Challenges to the ACA
Although there has been a lot of talk about repealing ObamaCare in its entirety, the new Senate does not have a veto-proof majority of 67 votes. Several bills have been introduced in the House and Senate to “fix” parts of the ACA or at least begin to chip away at it. Here are a few noteworthy ones:

40-Hour Workweek
January 8, 2015: H.R. 30, the Save American Workers Act of 2015 passed the House by a 252-172 and now goes to the Senate. H.R. 30 would amend the Internal Revenue Code of 1986 to repeal the 30-hour threshold for classification as a full-time employee for purposes of the employer mandate in the Patient Protection and Affordable Care Act and replace it with 40 hours. On January 6, 2015: S. 30, the Forty Hours Is Full Time Act of 2015 was introduced by Senator Susan Collins (R-ME) and referred to the Senate Finance Committee.

Medical Device Tax
January 6, 2015: H.R. 160, the Protect Medical Innovation Act of 2015 was introduced by Representative Erik Paulsen (R-MN) with more than 250 co-sponsors, and referred to the House Committee on Ways and Means. The bill would amend the Internal Revenue Code of 1986 to repeal the excise tax on medical devices. The bill will not only lower future tax bills for medical device companies, it retroactively eliminates the tax, which would mean a refund for companies that have already paid it. On January 12, 2015, a companion bill to H.R. 160, S. 149, Medical Device Access and Innovation Protection Act was introduced by Senate Finance Committee Chairman Orrin Hatch (R-Utah) and a bipartisan group of 10 senators.

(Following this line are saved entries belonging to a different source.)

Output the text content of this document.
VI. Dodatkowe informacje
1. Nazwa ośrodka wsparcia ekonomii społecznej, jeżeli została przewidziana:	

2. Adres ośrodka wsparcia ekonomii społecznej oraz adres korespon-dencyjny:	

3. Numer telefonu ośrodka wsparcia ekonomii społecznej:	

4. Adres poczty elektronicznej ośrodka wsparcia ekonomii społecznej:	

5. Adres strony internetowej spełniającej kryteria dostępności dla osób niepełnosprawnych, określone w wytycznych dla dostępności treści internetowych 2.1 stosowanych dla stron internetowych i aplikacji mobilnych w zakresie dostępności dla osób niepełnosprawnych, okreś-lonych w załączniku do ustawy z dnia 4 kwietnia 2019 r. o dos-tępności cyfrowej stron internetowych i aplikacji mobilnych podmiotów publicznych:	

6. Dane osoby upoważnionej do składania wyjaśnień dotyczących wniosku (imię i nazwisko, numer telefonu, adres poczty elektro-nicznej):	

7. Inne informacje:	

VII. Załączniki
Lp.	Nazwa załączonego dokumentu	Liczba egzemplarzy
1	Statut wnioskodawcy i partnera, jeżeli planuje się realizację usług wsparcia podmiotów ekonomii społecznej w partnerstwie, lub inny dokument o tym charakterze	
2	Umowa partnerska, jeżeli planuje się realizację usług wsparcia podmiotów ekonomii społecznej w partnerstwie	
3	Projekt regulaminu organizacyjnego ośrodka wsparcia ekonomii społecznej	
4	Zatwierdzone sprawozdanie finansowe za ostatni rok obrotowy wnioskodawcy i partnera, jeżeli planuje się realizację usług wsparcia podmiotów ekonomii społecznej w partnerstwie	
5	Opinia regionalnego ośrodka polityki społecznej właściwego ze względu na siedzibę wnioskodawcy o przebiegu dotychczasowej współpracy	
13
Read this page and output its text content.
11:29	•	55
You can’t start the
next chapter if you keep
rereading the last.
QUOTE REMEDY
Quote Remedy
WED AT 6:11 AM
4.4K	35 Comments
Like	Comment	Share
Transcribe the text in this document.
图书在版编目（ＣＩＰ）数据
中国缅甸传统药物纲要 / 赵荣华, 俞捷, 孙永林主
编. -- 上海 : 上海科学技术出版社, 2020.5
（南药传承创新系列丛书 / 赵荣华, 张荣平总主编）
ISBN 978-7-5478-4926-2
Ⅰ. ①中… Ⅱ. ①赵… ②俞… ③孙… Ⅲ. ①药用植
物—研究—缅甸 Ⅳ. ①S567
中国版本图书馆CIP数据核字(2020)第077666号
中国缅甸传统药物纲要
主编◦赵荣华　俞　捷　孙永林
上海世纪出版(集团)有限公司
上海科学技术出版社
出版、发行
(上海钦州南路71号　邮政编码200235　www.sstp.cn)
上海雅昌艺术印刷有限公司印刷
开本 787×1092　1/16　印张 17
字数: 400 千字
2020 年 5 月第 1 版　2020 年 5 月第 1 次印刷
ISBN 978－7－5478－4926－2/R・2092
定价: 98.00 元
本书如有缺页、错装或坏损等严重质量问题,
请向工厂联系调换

Individual Medical Plan Premium Reimbursement
December 11, 2014: H.R. 5860, the Small Business Healthcare Relief Act of 2014 was introduced by Rep. Charles Boustany (R-LA) and Mike Thompson (D-CA) to allow small businesses to use pre-tax dollars for assistance to employees purchasing policies in the individual market. Employers with 49 or fewer employees would be able to provide reimbursement or payment of their employee’s individual medical plan premiums on a pre-tax basis.

U.S. Supreme Court Will Rule on Subsidies
The Supreme Court will decide whether subsidies are allowed to be issued in states where the federal government set up health-care exchanges vs. only states that set up their own exchanges. The Court will likely hear arguments in the case the first week of March 2015 and may take until summer 2015 to make a decision. If they rule that those on federal exchanges are not eligible for financial assistance, it could shatter the financial underpinnings of ObamaCare. However, many are of the belief that the Court will not rule against the subsidies.